Monday, November 11, 2013

Estate of Gibbs case brief

Estate of Gibbs case brief summary
111 N.W.2d 413 (1961)

Appellant stranger challenged the finding of the Circuit Court of Milwaukee County (Wisconsin), which found that a bequest was to appellee friend, despite a wrong middle initial.


A decedent left a will that purportedly left a devise to the stranger, who could not properly account for the reason for the bequest. However, but for a mistaken middle initial, the bequest would have gone to the friend, who had been left bequests in prior wills of the decedent. The trial court found that the decedent intended to leave the bequest to the friend, not the stranger, and so ordered. The stranger appealed. 
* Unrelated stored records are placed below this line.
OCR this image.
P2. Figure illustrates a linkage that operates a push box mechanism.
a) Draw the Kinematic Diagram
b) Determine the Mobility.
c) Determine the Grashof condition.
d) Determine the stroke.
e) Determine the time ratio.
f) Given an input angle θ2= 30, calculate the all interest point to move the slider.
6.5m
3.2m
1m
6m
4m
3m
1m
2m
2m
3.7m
  • The court first found that the stranger could not offer any logical reason why the decedent would have left anything to him in the will. 
  • However, the court observed that there was no ambiguity -- the stranger was the only person bearing the name of the legatee in the will. 
  • Ordinarily, where there is no ambiguity, courts would not reform wills. 
  • However, the court found where there were details subject to mistake, such as middle initials and addresses, courts overlooked such details in preference to the intent of the decedent. 
  • Here, the clear intent of the decedent was to leave property to the friend, not the stranger, despite the erroneous middle initial.

The court affirmed the order of the trial court granting the bequest to the friend, not the stranger.